Die Küstenstraße war jedenfalls ein echtes Erlebnis und hat sich sehr gelohnt! Irgendwann mittags (spätestens da war mir klar, dass das mit der Dingle-Halbinsel heute nichts mehr werden würde) war ich endlich an der Spitze angekommen. Dort wollte ich mit der Seilbahn nach Dursey Island übersetzen. Wobei das in meinen Augen keine Seilbahn war, sondern eher ein Holzverschlag an einem Seil - Mann, hat das gewackelt! Definitiv schlimmer als das Fahren mit dem Bötchen vor den Cliffs of Moher...lustig war auch, dass überall in der kleinen Kabine Gebete aufgehangen waren und daneben stand dann "pray for protection". Ich war froh, als wir nach 5 Minuten auf der anderen Seite heil angekommen waren! Es war übrigens nur Platz für 6 Passagiere und mittels "Bordkamera" wurde penibel darauf geachtet, dass auch jeder auf der anderen Seite aussteigt und erst mal Dursey Island besichtigt, bevor es zurückgeht. Eine Dame aus Österreich hat es trotzdem mal austesten wollen und blieb sitzen - schon dröhnte durch den angebrachten Lautsprecher "Please get out IMMEDIATELY!!". Da werden selbst die freundlichen Iren streng.
Viel zu besichtigen gibt es auf Dursey nicht, überall liegt Schaf-Kot herum und die Tiere rennen völlig frei über das Gelände.
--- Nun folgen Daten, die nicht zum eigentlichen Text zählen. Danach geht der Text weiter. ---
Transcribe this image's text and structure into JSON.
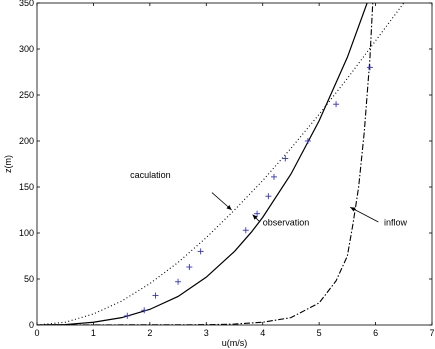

Vor allem ein kleines Baby-Schaf hatte es mir angetan, ich habe minutenlang versucht, ein gutes Foto zu machen - aber nix da! Das Schaf hatte null Bock auf Touris und streckte mir nur den Hintern hin.
Nach ein bisschen Herumgucken bin ich langsam zurück zur Seilbahn. Dort stand eine Deutsche mit ihrem gerade mal 8 Wochen alten Baby - sie war völlig alleine mit ihm zum Wandern nach Irland gekommen und fand das total normal. Ich würde das glaube ich niemals machen, fand es aber toll, dass sie das so konsequent durchzog! Eigentlich hätte ich mir ihr und einigen anderen zusammen in die nächste Kabine gepasst, aber dann kamen drei unfreundliche Inselbewohner und haben sich rempelnd vor alle anderen in der Schlang einsortiert. Ein bisschen wie die Flodders sahen die aus! Ein Schild erklärte auch, dass Inselbewohner immer Vorfahrt mit der Seilbahn haben, aber ein bisschen freundlicher hätten sie sich ja schon zu uns gesellen können!
Ich passte also, zusammen mit einem amerikanischen Pärchen, nicht mehr in die Kabine rein und wir vertrieben uns die Wartezeit mit etwas Klönen. Er ist Finanzberater aus der Nähe von Boston. Spätestens, als er mir von der eigenen Fluglinie und dem Wohnort Cape Cod erzählte, außerdem von vier Kindern, die in Princeton studiert haben, wusste ich: Die sind stinkereich!  Und gerne geredet hat er, aber wirklich nett. Am Ende meinte er noch, wenn er jünger wäre und nicht schon eine Frau hätte, würde er mich heiraten ;-). Seine Frau war völlig schockiert und hat sich mehrfach entschuldigt, weil er so "rude" sei, aber ich fand's einfach nur lustig!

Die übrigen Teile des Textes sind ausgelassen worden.